His staff gets calls every day looking for the other Reno, “more and more as they’re growing,” Jetton said.
“Nobody can get through on the phone to that Reno in Parker County. So they call us for help. We get their hateful phone calls and stuff.”
In the Parker County town of Reno, Police Chief Tim Holzschuh said it’s not just a matter of wrong numbers.
“We had a report of a suicidal person from a relative calling long-distance,” he said.
“It took a while for the officer on duty to deduce that it was the Reno in Lamar County. Those moments can make a difference.”

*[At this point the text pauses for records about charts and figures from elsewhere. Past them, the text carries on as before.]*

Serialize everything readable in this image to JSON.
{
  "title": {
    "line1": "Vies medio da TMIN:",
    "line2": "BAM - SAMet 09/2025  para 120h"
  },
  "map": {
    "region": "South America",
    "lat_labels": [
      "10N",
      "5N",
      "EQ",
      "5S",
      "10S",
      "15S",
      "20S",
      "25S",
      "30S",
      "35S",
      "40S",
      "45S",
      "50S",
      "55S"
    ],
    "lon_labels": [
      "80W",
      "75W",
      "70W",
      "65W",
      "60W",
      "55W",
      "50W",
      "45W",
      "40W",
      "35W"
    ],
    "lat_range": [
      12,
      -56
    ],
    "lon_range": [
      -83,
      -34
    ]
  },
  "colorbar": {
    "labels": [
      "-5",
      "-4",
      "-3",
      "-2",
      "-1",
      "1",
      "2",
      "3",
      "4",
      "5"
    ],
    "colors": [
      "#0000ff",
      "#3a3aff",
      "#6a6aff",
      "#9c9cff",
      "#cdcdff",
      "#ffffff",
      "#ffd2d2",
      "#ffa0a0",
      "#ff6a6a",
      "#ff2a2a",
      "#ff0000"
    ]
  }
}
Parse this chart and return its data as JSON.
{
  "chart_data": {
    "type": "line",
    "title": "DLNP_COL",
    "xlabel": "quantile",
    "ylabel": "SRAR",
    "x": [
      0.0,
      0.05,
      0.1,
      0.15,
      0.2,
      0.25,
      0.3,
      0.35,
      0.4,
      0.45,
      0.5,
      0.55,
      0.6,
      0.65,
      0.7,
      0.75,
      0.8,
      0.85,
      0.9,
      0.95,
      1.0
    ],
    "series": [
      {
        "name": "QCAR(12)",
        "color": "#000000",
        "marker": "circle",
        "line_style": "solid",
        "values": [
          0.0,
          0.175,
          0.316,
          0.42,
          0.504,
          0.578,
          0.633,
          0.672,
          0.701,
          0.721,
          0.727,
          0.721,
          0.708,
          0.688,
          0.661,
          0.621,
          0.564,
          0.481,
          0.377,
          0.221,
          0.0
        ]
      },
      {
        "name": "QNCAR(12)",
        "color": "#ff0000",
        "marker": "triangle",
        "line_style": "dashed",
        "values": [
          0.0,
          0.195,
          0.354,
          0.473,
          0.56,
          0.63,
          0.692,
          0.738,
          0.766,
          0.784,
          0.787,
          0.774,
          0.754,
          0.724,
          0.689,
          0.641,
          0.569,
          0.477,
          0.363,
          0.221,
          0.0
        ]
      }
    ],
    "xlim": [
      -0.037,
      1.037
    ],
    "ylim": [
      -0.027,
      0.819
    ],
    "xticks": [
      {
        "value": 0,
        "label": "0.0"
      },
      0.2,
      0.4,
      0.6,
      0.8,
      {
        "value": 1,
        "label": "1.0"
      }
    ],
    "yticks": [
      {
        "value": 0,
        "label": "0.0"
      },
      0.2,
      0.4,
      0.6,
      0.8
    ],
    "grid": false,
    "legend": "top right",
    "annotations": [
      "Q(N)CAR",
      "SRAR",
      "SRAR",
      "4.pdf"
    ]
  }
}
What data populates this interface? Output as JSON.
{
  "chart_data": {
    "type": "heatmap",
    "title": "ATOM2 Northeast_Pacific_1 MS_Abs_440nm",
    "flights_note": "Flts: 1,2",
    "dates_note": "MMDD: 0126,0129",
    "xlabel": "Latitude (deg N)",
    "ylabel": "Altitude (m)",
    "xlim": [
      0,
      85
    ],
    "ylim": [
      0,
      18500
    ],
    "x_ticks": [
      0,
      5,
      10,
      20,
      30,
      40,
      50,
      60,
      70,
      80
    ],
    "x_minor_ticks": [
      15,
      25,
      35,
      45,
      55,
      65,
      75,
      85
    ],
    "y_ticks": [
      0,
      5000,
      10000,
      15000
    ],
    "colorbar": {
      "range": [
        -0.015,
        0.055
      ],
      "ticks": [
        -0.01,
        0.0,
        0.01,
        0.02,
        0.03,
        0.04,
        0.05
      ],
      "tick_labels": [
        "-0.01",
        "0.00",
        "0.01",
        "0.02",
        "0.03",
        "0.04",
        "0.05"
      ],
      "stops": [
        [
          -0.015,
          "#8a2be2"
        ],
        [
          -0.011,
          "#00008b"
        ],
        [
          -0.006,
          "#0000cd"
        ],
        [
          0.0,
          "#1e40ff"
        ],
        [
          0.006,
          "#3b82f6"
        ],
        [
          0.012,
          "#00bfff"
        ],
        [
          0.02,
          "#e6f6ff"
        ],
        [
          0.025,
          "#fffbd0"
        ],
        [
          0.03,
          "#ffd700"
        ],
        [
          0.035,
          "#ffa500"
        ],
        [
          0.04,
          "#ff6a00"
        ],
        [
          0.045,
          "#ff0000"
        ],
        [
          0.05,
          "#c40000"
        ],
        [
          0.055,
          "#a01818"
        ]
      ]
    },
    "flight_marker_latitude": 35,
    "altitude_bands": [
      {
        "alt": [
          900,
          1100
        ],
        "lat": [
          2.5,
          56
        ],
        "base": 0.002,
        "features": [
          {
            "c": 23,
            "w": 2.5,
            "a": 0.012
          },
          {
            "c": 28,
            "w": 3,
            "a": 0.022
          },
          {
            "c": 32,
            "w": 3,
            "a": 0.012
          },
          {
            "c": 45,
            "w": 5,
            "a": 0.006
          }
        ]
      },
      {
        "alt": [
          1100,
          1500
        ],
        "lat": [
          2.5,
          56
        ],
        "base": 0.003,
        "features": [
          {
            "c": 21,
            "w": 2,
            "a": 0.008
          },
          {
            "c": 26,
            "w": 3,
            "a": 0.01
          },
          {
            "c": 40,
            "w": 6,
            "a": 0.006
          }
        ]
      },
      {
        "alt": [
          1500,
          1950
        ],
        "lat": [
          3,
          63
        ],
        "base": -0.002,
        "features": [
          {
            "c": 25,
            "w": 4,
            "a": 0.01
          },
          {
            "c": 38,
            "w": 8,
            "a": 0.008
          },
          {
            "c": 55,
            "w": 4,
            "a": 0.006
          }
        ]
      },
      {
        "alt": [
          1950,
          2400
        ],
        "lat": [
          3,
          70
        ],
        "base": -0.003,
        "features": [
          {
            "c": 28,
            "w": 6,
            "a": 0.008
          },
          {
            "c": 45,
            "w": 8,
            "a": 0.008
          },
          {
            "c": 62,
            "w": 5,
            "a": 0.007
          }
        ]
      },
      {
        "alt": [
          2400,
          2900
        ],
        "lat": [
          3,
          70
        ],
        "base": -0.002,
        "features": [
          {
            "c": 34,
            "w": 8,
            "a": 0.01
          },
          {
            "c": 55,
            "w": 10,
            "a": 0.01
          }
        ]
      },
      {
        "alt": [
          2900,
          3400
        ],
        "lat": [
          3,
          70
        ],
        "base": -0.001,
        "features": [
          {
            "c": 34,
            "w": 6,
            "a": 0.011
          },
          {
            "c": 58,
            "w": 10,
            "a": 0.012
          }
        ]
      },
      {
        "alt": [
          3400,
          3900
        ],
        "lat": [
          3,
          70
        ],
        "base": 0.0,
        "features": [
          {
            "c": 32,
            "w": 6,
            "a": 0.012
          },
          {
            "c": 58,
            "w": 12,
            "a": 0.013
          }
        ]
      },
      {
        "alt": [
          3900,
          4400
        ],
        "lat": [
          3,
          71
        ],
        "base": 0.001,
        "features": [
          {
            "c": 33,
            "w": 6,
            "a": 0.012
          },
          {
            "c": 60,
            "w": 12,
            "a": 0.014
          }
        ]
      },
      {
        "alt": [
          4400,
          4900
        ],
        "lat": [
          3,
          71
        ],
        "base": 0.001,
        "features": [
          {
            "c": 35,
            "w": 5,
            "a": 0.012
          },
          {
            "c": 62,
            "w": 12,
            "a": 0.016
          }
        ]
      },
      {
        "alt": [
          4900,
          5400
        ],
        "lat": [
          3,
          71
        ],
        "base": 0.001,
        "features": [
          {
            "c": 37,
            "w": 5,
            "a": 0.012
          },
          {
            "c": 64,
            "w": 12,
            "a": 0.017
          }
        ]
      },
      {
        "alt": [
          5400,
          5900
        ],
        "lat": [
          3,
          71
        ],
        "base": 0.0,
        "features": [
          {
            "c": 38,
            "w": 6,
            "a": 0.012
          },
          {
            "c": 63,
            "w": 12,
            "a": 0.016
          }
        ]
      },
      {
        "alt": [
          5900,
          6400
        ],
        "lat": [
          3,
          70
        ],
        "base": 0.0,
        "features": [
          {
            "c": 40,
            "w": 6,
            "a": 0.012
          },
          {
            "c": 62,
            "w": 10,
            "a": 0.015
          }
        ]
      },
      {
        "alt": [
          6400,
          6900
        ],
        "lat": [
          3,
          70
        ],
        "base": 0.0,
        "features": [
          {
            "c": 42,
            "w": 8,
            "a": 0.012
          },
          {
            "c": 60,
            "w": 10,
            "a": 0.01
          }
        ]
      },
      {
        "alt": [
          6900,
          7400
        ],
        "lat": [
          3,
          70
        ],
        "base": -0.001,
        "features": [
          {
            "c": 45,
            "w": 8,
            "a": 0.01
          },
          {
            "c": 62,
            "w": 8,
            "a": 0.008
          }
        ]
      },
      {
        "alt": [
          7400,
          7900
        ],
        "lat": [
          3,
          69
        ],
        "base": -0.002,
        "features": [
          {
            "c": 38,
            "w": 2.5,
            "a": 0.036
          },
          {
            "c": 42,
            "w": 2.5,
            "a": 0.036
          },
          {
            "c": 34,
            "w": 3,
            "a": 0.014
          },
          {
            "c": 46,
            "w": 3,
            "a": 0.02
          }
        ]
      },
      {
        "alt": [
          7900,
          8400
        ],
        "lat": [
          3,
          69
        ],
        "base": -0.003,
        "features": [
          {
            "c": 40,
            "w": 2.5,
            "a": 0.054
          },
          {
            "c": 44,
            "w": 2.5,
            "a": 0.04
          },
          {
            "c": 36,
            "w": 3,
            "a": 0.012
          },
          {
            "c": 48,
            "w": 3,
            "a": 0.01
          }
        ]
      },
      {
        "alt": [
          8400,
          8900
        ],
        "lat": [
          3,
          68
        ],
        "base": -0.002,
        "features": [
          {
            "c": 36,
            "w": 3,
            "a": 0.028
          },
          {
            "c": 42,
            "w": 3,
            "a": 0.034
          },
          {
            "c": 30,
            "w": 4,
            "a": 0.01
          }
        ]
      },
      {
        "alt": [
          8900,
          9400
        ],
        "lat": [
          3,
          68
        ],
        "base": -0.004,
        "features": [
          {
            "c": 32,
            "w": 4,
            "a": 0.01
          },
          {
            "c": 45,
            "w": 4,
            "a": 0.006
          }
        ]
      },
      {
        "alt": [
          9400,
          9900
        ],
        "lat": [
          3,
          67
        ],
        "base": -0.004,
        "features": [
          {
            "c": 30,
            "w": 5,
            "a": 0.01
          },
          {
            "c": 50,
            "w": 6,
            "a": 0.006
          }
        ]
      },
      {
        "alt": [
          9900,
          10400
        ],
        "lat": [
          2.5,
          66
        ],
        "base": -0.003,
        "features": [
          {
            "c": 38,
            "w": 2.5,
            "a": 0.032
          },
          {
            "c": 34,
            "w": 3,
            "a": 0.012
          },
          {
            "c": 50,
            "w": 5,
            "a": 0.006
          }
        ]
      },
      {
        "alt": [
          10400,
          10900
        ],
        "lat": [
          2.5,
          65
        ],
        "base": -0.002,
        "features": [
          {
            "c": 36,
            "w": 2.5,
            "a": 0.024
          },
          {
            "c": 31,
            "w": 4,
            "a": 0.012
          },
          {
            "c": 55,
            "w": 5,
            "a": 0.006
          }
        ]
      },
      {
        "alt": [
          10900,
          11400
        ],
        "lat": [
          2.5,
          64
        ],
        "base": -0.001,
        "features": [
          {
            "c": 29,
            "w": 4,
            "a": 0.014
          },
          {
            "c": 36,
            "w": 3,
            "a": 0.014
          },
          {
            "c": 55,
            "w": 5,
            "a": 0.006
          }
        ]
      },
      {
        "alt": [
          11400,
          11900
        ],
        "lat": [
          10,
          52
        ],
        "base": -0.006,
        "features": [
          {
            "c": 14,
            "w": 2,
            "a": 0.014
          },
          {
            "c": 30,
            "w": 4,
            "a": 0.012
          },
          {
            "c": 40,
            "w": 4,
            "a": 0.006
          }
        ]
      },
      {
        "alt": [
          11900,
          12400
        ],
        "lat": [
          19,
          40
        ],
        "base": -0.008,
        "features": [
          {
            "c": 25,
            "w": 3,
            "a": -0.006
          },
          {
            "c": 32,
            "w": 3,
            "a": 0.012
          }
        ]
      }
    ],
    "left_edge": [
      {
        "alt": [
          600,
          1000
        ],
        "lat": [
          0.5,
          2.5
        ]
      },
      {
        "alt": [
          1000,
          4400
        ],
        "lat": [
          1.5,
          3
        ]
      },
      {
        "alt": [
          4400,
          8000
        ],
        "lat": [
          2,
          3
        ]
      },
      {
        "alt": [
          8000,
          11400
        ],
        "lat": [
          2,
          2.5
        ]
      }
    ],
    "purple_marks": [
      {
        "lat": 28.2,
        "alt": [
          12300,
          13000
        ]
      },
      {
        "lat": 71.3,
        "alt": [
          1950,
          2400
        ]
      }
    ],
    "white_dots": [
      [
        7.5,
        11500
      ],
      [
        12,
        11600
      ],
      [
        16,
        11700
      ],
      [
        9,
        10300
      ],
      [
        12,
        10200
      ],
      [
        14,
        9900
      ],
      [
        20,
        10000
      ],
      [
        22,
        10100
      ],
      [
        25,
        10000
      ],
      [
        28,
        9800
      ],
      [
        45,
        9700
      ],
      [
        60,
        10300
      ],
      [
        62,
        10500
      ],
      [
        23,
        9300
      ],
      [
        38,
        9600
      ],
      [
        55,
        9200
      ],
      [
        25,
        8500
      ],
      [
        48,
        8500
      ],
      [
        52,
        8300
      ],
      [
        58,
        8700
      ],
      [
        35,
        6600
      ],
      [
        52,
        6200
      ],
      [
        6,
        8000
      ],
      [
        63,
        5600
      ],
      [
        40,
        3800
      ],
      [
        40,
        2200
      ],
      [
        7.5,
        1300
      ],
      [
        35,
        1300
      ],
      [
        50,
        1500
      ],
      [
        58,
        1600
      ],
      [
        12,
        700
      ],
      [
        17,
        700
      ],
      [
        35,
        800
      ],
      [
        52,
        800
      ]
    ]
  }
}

Cellphones, Google and Siri aren’t helping.
“I keep their police chief’s phone number on my desktop,” Holzschuh said.
His northeast Texas counterpart, Reno Police Chief Jeremy Massey, said, “We feel each other’s pain.”
He has a dangerous-misdial story, too.
“I’ve had a call about somebody driving down the road shooting a weapon. We finally figured out it was the other Reno.”
His dispatchers ask callers from the 817 area code, “Do you want Parker County?”
“We get a lot of confusion from state agencies,” Massey said.
“And the district attorney’s office from Tarrant County calls asking about court cases. They don’t seem to know how to reach the other Reno either.”
Not to mention Reno, Nevada, or El Reno, Oklahoma.
Before ZIP codes, federal regulations prohibited two post offices from having the same name. The Parker County town had a post office in 1884, but lost it.
In 1996, the U.S. Postal Service tried to award the address “Reno, Texas” solely to the Parker County town for its larger projected population. But postal officials relented when then-U.S. Sen. Kay Bailey Hutchison’s office intervened.
According to U.S. Census estimates, the Lamar County town of Reno has 3,300. The local Reno, which bridges Parker and Tarrant counties north of Azle, has 2,907 but is growing faster. (The Parker County town also legally incorporated first, in 1966.)
Mayor Pro Tem John Basham suggested the name Reno Springs, according to the Azle News.
The original Reno Springs fed the town cotton gin along Walnut Creek just south of today’s city hall and Walnut Creek Baptist Church. according to late Fort Worth geologist Gunnar Brune’s book “Springs of Texas.”
(Other springs nearby gave a neighboring town its name: Springtown.)
City name changes are not unusual. In 1999, a growing Wise County town changed its name to New Fairview to distinguish from a Fairview in Collin County.
Our Reno can’t be New Reno. It’s the oldest Reno.